10 things you need to know before the opening bell

Before markets open on Wednesday, here’s what you need to know.

Janet Yellen’s Humphrey-Hawkins testimony begins. On Wednesday, Fed Chair Janet Yellen will appear before the House Financial Services Committee as part of her semi-annual Humphrey-Hawkins testimony on Capitol Hill. Yellen’s prepared remarks will be released at 8:30 a.m. ET and Yellen’s session before Congress will kick off at 10 a.m. ET. At the testimony, Yellen will give her thoughts on the US economy and explain the rationale for the Fed’s rate hike in December. On Thursday, Yellen will appear before the Senate Banking Committee.

The US dollar is near a 3.5-month low. The US Dollar Index is holding just above 96.00, its lowest level since late-October. Recent volatility in global markets has pushed back expectations of additional Fed rate hikes, taking the steam out of the US Dollar Index that which have climbed 6% from mid-October until the end of January. Currently, there’s less than a 50% probability of a Fed rate hike at any meetings through at least February 2017.

$6 trillion worth of government debt has a negative yield. Two years ago, none of the global sovereign debt market had a negative yield. Today, more than $6 trillion worth of sovereign debt has a negative yield, according to data from JPMorgan that tracks 27 major issuers. Amazingly, the total amount of sovereign debt yielding less than zero has doubled in just more than a month.

Wall Street’s had a tough time trading in the first quarter. Speaking at the Credit Suisse Financial Services forum, Ted Pick, the global head of sales and trading at Morgan Stanley, admitted trading has gotten more difficult following an “ok” start to the year. While trading volumes are up for both stocks and bonds, Pick believes it’s not the right kind of volume. As for the market, it feels “oversold as a technical matter, but it is hard to have conviction, and for that reason managers are playing close to shore,” he said.

Disney crushed estimates thanks to ‘Star Wars,’ but is lower because of ESPN. The entertainment giant reported its best quarterly results ever thanks to the success of “Star Wars: The Force Awakens.” Disney earned an adjusted $1.63 per share, easily beating the $1.45 expected by the Bloomberg consensus. Revenue of $15.2 billion topped the consensus estimate of $14.73 billion. The quarter was highlighted by an 86% surge to $1 billion of operating income for Disney’s entertainment segment thanks to the box office hit “Star Wars: The Force Awakens.” However, investors have been more focused on the 5% drop in earnings at ESPN. Shares of Disney are down 2.5% in early trade.

Elon Musk’s SolarCity is getting destroyed on weak guidance. SolarCity announced an adjusted loss of $2.37 per share on revenue of $115.48 million. While both numbers topped estimates, it’s the company’s weak guidance that has everyone talking. According to SolarCity’s release, the company expects a “Non-GAAP Loss Per Share (before Income (Loss) Attributable to Noncontrolling Interests and Redeemable Noncontrolling Interests)* between ($2.55) – ($2.65)…” Shares of SolarCity are getting destroyed, down 29% in pre-market action.

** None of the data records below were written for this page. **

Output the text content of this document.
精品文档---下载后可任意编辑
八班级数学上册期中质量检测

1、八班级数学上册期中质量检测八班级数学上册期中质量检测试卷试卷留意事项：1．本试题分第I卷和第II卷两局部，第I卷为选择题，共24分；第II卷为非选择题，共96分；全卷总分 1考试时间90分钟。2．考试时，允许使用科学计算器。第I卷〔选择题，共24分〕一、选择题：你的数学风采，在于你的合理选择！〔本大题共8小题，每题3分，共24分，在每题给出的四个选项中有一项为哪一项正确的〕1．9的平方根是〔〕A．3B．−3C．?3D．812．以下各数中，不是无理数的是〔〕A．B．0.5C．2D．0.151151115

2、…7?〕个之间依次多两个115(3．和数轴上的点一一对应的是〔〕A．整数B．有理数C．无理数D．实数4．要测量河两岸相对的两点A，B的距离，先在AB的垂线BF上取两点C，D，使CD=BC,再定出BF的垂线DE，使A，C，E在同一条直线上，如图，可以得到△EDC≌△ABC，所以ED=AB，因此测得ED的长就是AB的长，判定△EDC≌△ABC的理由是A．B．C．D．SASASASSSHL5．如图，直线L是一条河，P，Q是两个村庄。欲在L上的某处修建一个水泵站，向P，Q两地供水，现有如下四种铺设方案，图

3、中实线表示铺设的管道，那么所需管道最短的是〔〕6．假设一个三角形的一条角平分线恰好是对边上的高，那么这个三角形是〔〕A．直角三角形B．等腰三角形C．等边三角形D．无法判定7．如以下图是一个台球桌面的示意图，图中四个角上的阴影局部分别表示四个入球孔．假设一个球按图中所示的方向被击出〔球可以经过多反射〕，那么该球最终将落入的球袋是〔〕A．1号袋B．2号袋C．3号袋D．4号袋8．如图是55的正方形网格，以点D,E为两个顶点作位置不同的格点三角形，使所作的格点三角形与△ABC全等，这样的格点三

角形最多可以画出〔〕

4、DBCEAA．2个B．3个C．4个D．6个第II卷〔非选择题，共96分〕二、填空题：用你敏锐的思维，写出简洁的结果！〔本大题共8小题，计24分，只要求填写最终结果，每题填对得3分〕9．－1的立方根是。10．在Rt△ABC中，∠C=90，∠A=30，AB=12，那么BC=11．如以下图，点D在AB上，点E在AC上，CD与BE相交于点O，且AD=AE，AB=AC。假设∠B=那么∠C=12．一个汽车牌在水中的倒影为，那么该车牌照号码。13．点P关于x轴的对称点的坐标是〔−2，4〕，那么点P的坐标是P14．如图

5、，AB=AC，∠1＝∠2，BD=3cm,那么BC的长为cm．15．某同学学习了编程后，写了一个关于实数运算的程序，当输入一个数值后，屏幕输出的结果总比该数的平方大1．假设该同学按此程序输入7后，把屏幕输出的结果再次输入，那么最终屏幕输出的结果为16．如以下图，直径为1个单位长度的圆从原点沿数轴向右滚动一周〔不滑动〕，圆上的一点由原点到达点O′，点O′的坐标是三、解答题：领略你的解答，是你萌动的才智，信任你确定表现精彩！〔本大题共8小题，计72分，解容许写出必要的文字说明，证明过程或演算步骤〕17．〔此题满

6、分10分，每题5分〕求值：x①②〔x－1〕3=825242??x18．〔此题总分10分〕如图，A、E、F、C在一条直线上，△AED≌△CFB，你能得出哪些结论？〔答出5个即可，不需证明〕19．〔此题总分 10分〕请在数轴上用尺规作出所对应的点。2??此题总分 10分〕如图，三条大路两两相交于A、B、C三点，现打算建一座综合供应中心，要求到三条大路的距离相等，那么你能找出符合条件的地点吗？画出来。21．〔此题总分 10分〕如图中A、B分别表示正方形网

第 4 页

There might be another acquisition in the beer industry. Japanese brewer Asahi has offered 400 billion yen ($3.5 billion) for SABMiller’s Peroni and Grolsch labels, according to Nikkei. A deal would give Asahi two top European lagers and would make for its largest overseas acquisition ever. While Asahi wouldn’t confirm the report it said it’s “studying a variety of possibilities for a capital and business tie-up, including this case.”

Stock markets around the world are mixed. European markets are higher for the first time in eight days, led by Spain’s IBEX (+3.5%). Overnight, Japan’s Nikkei (-2.3%) paced the decline. S&P 500 futures are higher by 17.50 points at 1865.75.

Earnings reports continue to flow. Time Warner is the most notable name to report ahead of the opening bell. Cisco Systems, Tesla Motors, Twitter and Whole Foods top the list of companies releasing their quarterly results after markets close.

US economic data remains light. Crude oil inventories will be released at 10:30 a.m. ET and the Treasury budget will cross the wires at 2 p.m. ET. Treasury will hold a $23 billion 10-year note auction at 1 p.m. ET. The US 10-year yield is up 3 basis points at 1.75%.